Inflation fell faster than expected in the final quarter of last year and by Christmas money markets were pricing in five interest rate cuts of 0.25% in 2024.
The positive mood didn’t last long into 2024 due to stubborn underlying inflation, as we explored here, and mortgage rates have begun to creep back up.
In the background is a swirl of bad news that includes an increasingly heated countdown to the general election and overseas military conflicts.
And then came this month’s Budget.
The key headline for prime London markets was the abolition of the non-dom tax regime from next April.
To date, those with non-dom status have not paid tax on their worldwide income for up to 15 years under a fairly complex set of rules, making the UK somewhat of a global outlier.

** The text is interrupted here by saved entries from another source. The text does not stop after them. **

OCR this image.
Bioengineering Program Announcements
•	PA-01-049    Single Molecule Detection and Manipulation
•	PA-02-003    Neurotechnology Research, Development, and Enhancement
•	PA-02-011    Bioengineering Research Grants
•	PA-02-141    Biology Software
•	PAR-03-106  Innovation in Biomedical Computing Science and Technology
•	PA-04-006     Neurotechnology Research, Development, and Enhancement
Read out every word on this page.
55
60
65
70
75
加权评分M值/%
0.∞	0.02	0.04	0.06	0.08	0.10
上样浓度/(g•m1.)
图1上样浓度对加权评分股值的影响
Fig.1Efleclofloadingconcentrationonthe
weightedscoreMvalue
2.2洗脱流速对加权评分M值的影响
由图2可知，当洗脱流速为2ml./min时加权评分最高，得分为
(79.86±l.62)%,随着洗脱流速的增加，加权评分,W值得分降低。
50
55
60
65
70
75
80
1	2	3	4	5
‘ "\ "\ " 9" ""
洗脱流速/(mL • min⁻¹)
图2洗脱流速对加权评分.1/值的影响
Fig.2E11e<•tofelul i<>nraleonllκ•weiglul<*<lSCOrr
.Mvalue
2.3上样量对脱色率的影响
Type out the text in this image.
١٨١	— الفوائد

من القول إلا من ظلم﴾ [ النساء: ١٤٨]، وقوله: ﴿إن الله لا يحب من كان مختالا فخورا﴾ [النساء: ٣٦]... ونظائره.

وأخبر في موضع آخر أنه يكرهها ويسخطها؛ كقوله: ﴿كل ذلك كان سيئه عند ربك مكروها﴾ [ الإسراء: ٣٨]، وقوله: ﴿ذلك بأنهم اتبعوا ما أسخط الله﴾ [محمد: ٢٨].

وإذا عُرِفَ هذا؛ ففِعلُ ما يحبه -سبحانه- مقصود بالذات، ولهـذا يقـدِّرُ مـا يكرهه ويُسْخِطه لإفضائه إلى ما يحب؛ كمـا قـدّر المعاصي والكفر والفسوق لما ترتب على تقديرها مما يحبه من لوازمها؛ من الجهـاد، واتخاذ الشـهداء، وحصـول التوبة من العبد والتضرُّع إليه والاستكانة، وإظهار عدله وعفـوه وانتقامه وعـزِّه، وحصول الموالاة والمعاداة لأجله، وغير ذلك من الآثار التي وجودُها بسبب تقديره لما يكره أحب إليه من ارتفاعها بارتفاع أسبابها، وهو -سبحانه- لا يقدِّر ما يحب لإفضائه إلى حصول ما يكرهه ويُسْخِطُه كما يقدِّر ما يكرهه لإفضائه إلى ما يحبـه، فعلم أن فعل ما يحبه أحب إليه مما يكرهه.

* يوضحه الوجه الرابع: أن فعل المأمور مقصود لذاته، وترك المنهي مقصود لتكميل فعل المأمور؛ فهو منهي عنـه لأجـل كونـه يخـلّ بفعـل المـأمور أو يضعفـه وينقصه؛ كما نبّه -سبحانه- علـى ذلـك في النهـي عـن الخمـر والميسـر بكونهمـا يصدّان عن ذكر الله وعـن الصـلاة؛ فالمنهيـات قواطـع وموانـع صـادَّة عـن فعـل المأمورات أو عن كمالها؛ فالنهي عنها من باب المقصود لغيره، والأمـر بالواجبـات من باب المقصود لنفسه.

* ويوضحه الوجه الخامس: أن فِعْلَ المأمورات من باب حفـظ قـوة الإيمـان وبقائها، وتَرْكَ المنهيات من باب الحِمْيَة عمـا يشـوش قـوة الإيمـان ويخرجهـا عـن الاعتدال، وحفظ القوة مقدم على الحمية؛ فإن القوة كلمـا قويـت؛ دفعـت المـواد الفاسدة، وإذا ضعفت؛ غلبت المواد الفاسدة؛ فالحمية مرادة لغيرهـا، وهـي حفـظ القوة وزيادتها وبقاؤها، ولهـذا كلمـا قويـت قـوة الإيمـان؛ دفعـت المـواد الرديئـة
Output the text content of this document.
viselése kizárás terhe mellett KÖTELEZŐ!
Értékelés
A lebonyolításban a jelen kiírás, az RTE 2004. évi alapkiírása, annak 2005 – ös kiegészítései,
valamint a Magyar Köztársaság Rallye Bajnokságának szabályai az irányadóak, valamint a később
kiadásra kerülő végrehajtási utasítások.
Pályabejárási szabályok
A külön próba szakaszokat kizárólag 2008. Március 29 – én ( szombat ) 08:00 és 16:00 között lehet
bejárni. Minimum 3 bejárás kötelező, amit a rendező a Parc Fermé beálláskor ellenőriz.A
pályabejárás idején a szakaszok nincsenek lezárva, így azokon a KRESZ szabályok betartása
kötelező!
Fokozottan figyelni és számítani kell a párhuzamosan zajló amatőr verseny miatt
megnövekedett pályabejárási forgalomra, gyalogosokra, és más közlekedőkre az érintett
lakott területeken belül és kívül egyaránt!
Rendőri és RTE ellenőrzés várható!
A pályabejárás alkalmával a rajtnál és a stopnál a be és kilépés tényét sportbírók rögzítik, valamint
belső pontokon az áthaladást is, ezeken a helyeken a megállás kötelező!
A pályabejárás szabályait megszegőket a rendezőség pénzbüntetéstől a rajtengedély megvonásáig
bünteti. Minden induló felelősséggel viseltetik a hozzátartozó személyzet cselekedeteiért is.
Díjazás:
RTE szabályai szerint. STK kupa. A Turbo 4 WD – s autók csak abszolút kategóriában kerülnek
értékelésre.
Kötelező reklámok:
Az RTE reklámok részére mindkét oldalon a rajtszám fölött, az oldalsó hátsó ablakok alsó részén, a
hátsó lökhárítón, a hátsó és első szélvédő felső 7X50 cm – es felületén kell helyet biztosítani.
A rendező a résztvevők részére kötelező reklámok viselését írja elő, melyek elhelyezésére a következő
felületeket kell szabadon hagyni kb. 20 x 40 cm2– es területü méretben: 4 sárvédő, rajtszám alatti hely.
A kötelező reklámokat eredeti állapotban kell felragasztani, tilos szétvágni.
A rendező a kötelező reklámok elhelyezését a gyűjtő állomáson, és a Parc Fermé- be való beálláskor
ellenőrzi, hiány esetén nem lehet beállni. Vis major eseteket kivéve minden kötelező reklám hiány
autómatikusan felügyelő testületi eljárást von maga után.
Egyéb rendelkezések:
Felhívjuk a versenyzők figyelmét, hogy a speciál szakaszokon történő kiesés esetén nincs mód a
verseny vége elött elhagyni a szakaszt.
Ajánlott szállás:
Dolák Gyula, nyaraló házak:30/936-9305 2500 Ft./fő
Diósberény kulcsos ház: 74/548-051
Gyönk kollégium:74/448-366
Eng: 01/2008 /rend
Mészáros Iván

From next year, new arrivals will pay nothing for four years before paying the same as other UK residents, a simplification the government has said will raise £2.7 billion a year by 2028/29. There were 69,000 non doms in the tax year ending in 2022.
Current non doms may well feel the rules of the game have changed in the middle of the match but the property market in London’s most expensive postcodes could get a boost from next April when a two-year transition period begins during which they will only pay 12% on their worldwide income.
For a full reaction to the Budget including changes to multiple dwellings relief on stamp duty, please click here.
Meanwhile, the average annual price fall in prime central London (PCL) was -2.4% in February while the comparable figure in prime outer London (POL) was -1.6%.
It was an uncertain start to 2024 that can be seen on the chart below.
On the demand side, the number of new prospective buyers was 9% higher than the five-year average in February, according to Knight Frank data adjusted for leap years.
That was lower than the equivalent rise in January and reflects the slightly gloomier mood in the second month of the year in relation to the outlook for mortgage rates.
This change was also visible in the number of offers made, which is a good measure for buyer sentiment. While the number was up by 1% in January versus the five-year average, there was a 12% decline in February.
And while the number of instructions for sale was up 9% in February versus a 5% rise in January, that was the result of a the relatively higher number of market appraisals carried out in the first month of the year. Market appraisals were only up by 3% in February compared to a 13% jump in January.
For buyers and sellers, they should look for some hope in what the Bank of England says rather than what it does (it is unlikely to cut) when it meets later this month.